Fed and RBI give cheer, but bond investors still face some challenges

India’s bond market saw a pleasant change in tidings in August, the first month of net foreign investment inflow after a gap of seven months, which might continue in September too.
Foreign investors bought $1.79 billion worth of Indian bonds in August and another $400 million so far in September. Recall that in calendar 2020, more than $8.9 billion had flowed out of bonds. In the January-July period, the inflows were a mere $450 million. As a result of inflows from August onwards, the 10-year government bond yield dropped roughly 10 basis points in a week’s time. Traders believe that the inflows have been into structured corporate bonds or green bonds, currently favoured by foreign investors.

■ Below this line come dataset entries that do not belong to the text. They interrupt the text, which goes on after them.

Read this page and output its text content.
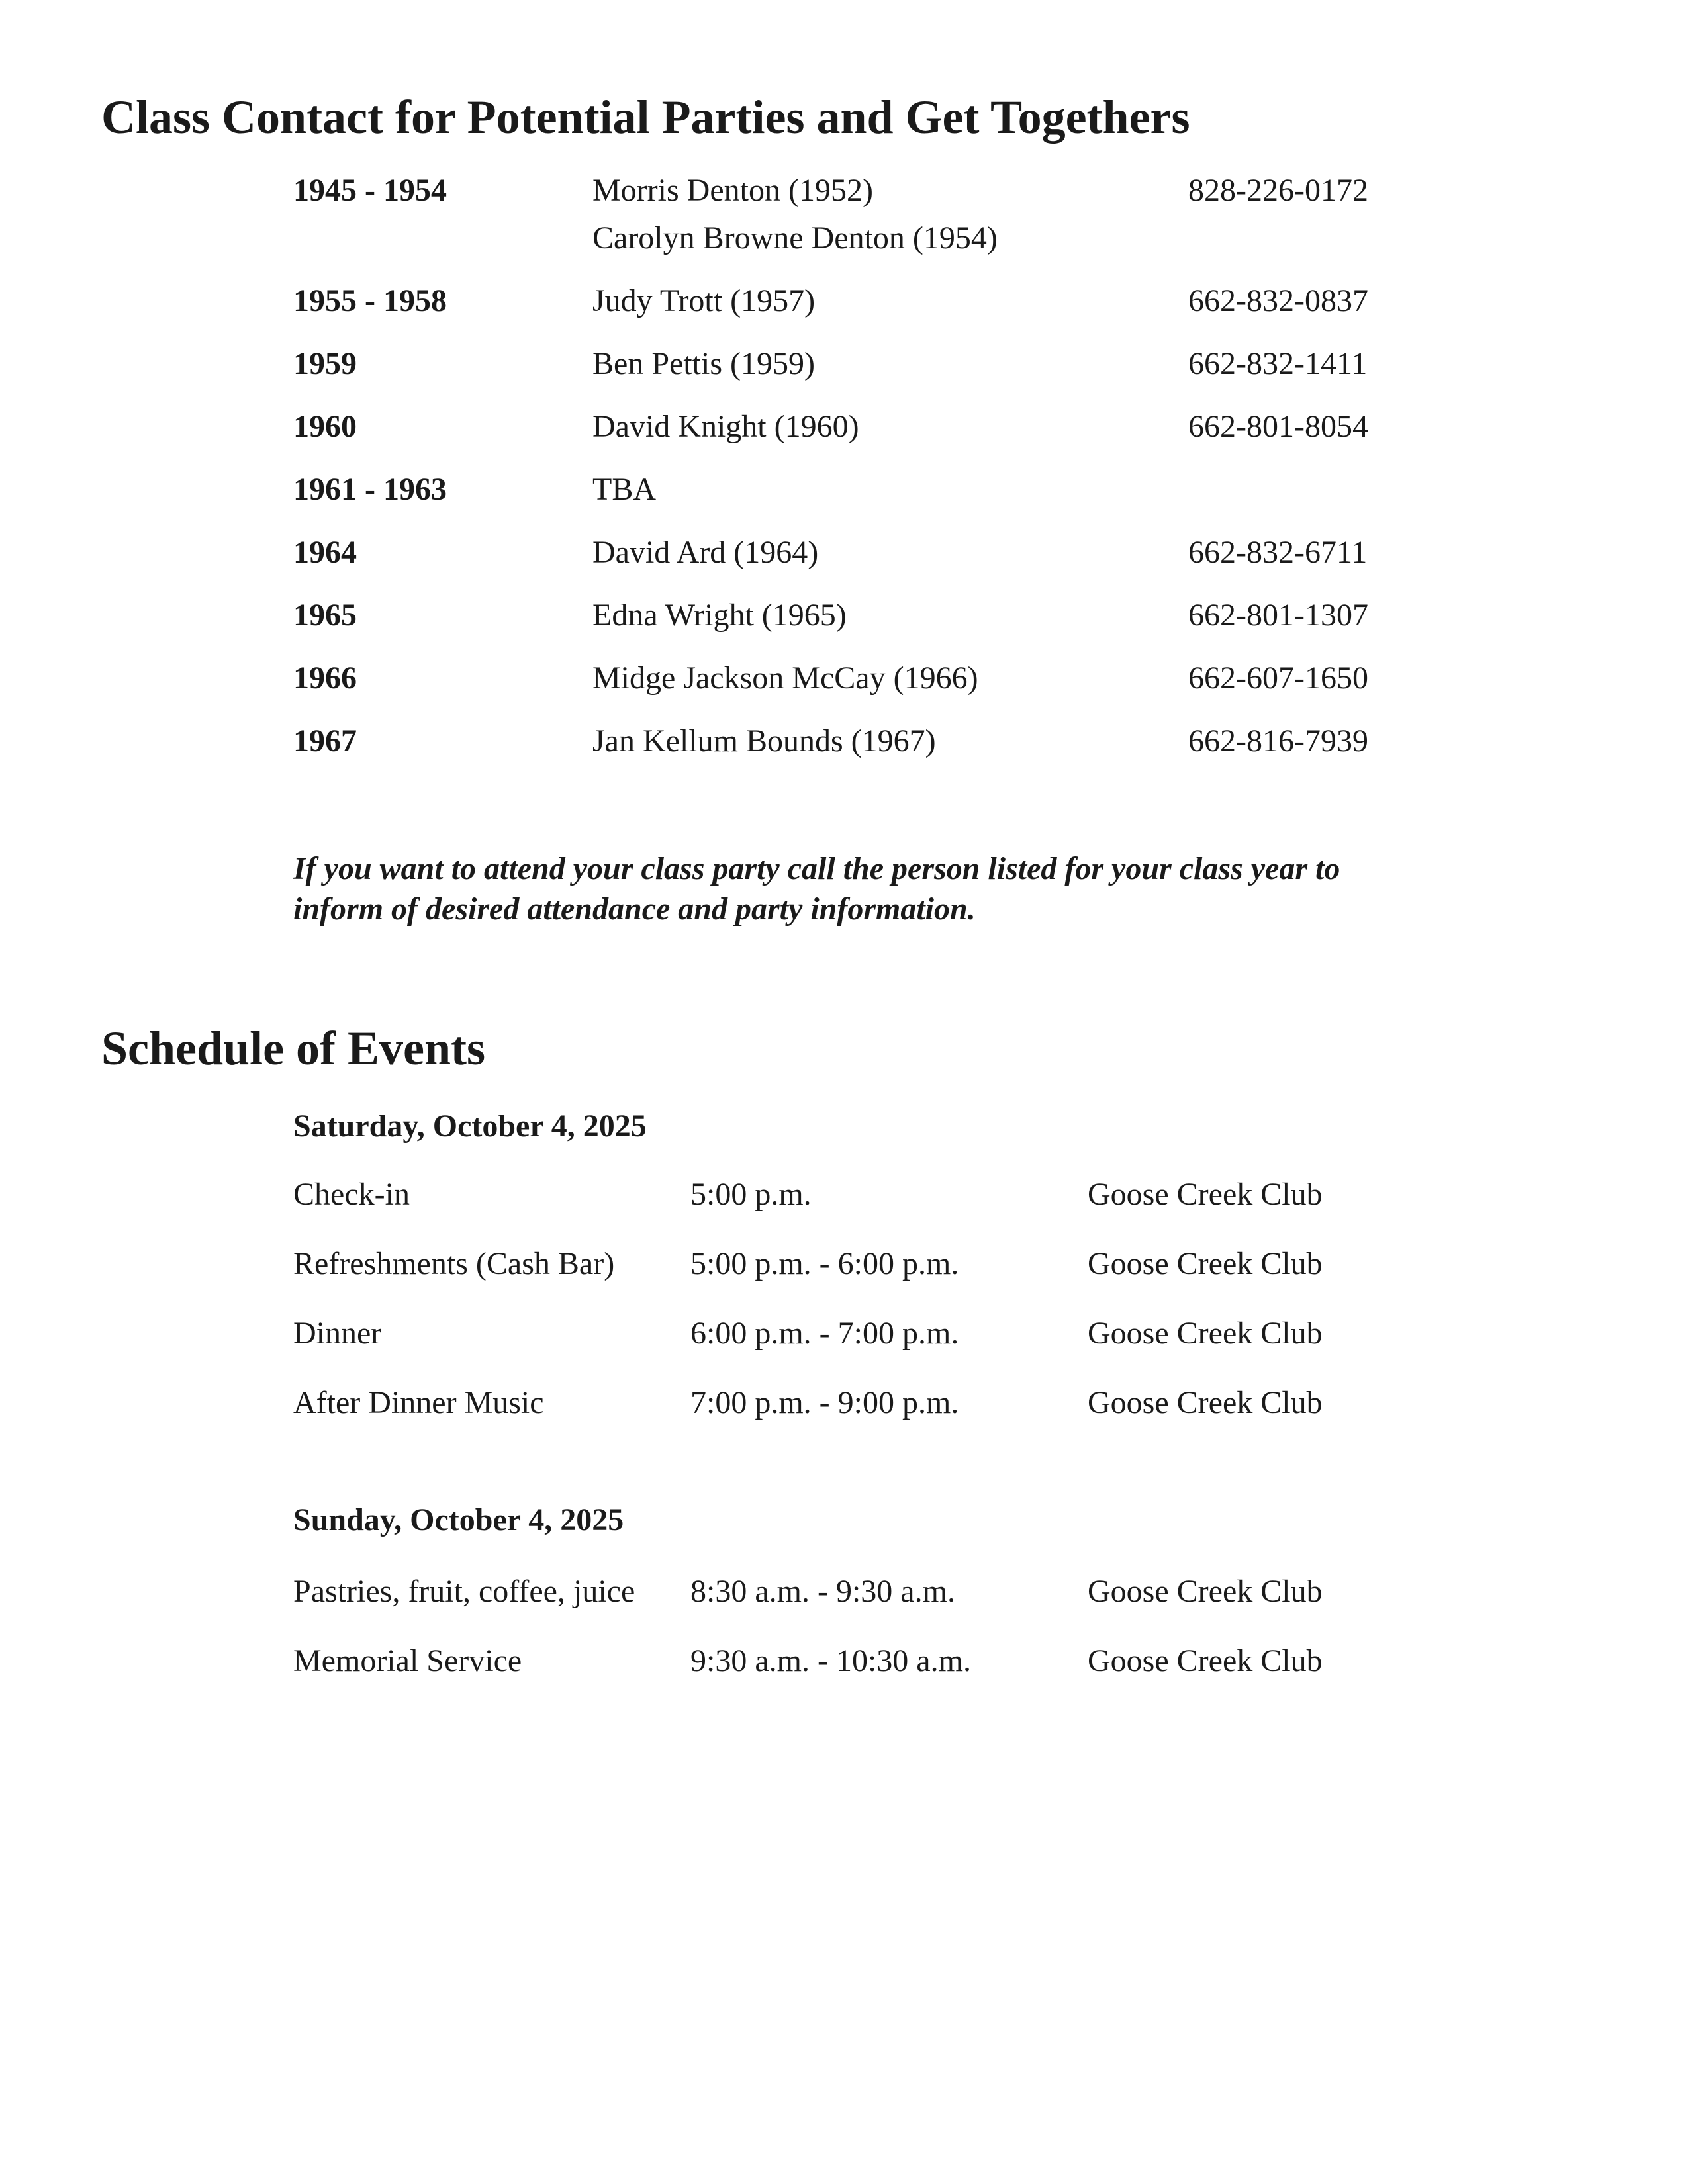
Class Contact for Potential Parties and Get Togethers
1945 - 1954	Morris Denton (1952)	828-226-0172
Carolyn Browne Denton (1954)
1955 - 1958	Judy Trott (1957)	662-832-0837
1959	Ben Pettis (1959)	662-832-1411
1960	David Knight (1960)	662-801-8054
1961 - 1963	TBA
1964	David Ard (1964)	662-832-6711
1965	Edna Wright (1965)	662-801-1307
1966	Midge Jackson McCay (1966)	662-607-1650
1967	Jan Kellum Bounds (1967)	662-816-7939

If you want to attend your class party call the person listed for your class year to
inform of desired attendance and party information.

Schedule of Events
Saturday, October 4, 2025
Check-in	5:00 p.m.	Goose Creek Club
Refreshments (Cash Bar) 5:00 p.m. - 6:00 p.m.	Goose Creek Club
Dinner	6:00 p.m. - 7:00 p.m.	Goose Creek Club
After Dinner Music	7:00 p.m. - 9:00 p.m.	Goose Creek Club
Sunday, October 4, 2025
Pastries, fruit, coffee, juice 8:30 a.m. - 9:30 a.m.	Goose Creek Club
Memorial Service	9:30 a.m. - 10:30 a.m.	Goose Creek Club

Foreign investors hold only 37% of the ₹2.43 trillion government bonds they can hold as per rules.
Jayesh Mehta, head of treasury at Bank of America, believes that the comments from US Federal Reserve chairman Jerome Powell in his Jackson Hole speech have struck a chord here in addition to the Reserve Bank of India (RBI) governor’s similar dovish comments as well. “Plus, we have seen a favourable trend in the currency market too,” he said.
Fed chief Powell indicated that dollars would remain copious in global markets and emerging economies won’t have to fight for a depleting stock of foreign investment.